Руни смотрел на Келси, но не видел ее. Перед его мысленным взором снова вставала Наоми Чедвик, молчаливая и сосредоточенная, какой она была в переполненном зале суда. Она казалась спокойной, но глаза выдавали ее. О, эти глаза, исполненные отчаяния и муки!..
– Нет, – резко сказал он, – я не буду помогать вам. И позвольте дать вам один совет: подумайте как следует, прежде чем предпринимать какие-то шаги в этом направлении. Подумайте о последствиях, Келси.
– Я хорошо все обдумала, мистер Руни, и пришла к выводу, что моя мать говорила правду. И я намерена это доказать, с вашей помощью или без нее. Спасибо, что нашли время встретиться со мной.
Она ушла, а Руни еще долго сидел, глядя на закрывшуюся за ней дверь, и старался унять дрожь в руках. Лишь окончательно успокоившись, он придвинул к себе телефонный аппарат и набрал номер.
Следующую остановку Келси сделала в Джорджтаунском университете. Долгое ожидание в заставленном книжными шкафами кабинете отца помогло ей окончательно успокоиться. Эти толстые книги, запахи и звуки учебного заведения всегда действовали на нее благотворно; должно быть, именно поэтому ее так влекло сюда, подумала Келси, пряча в сумочку носовой платок, который она до этого нервно комкала в руках. В спокойном мире тихого академического городка знание было высшей жизненной ценностью, и любой вопрос в конце концов находил свой ответ.
Филипп Байден вошел в кабинет, на ходу отряхивая мел с кончиков пальцев.
– Келси! Как я рад тебя видеть! Прости, что заставил тебя ждать – мой семинар несколько затянулся.
– Ничего страшного. Я надеялась, что у тебя будет несколько минут свободных…

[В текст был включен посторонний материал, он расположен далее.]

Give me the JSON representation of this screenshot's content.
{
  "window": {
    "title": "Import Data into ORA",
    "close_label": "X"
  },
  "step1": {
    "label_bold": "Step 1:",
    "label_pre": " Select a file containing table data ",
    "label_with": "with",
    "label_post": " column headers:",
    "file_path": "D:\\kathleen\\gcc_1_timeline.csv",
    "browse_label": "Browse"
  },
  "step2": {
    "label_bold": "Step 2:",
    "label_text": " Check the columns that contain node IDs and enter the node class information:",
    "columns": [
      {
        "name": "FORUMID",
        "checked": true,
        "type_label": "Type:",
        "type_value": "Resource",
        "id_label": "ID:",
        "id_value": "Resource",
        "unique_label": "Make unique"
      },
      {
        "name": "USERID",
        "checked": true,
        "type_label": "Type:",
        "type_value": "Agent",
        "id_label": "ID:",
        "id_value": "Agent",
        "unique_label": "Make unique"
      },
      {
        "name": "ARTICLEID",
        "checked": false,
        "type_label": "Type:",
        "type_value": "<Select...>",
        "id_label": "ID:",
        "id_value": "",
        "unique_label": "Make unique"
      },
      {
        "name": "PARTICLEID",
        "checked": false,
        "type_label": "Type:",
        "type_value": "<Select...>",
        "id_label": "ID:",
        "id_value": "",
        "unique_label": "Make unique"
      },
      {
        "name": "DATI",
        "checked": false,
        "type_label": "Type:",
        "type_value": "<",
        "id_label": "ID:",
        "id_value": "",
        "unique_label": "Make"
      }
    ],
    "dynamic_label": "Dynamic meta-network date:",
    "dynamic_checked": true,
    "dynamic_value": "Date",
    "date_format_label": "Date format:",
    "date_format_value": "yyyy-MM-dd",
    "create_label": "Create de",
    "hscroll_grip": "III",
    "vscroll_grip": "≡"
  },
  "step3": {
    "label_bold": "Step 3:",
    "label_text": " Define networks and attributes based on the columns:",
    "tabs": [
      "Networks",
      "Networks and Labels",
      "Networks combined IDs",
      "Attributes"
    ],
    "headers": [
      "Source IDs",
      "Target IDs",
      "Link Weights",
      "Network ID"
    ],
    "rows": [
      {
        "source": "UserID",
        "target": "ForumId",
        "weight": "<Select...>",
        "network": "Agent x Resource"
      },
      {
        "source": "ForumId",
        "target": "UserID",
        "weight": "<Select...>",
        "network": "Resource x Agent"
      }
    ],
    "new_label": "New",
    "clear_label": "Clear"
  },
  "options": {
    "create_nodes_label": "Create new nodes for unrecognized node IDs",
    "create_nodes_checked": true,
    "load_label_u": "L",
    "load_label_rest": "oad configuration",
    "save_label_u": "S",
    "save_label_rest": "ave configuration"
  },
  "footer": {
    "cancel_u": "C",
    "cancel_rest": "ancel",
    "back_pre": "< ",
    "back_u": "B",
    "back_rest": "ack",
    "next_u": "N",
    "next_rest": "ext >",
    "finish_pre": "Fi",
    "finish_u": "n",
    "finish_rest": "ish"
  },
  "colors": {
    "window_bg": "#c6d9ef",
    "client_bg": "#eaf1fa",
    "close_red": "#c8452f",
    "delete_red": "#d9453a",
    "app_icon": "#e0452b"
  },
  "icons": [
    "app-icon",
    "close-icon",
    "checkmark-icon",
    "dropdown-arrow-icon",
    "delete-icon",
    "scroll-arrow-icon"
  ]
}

– У меня целый час, – перебил ее Филипп. Этот час он планировал использовать для подготовки к последней на сегодня лекции, но об этом он решил не упоминать. В конце концов, лекция могла подождать. – Если у тебя нет никаких планов на вторую половину дня, то сразу после занятий мы могли бы отправиться в ресторан и поужинать.
– Спасибо, но только не сегодня. Я должна заехать еще в одно место. Мне хотелось бы поговорить с тобой, если ты действительно не занят.
– Я не хочу, чтобы ты волновалась насчет бабушки. Я все улажу.
– А я и не волнуюсь. Для меня это не имеет большого значения.
– Как же так!.. – вырвалось у Филиппа, но он не стал развивать свою мысль дальше и только погладил дочь по руке. – В конце концов, это просто непорядочно. Я не потерплю, чтобы она шантажировала тебя твоим наследством…
Несмотря на все свои усилия, он снова разволновался и, развернувшись на каблуках, принялся расхаживать по узкому проходу между шкафами, как он часто делал, когда обдумывал какой-нибудь новый тезис.
– Твоя бабушка, Келси, во многих отношениях заслуживает уважения и восхищения, но, когда речь заходит о чести семьи, она становится упрямой, и убедить ее в чем-либо нет никакой возможности. Как и большинство людей, фанатично преданных какой-то идее, она лишь в очень малой степени руководствуется здравым смыслом и незаметно для себя начинает подменять привязанность и любовь своей собственной шкалой ценностей.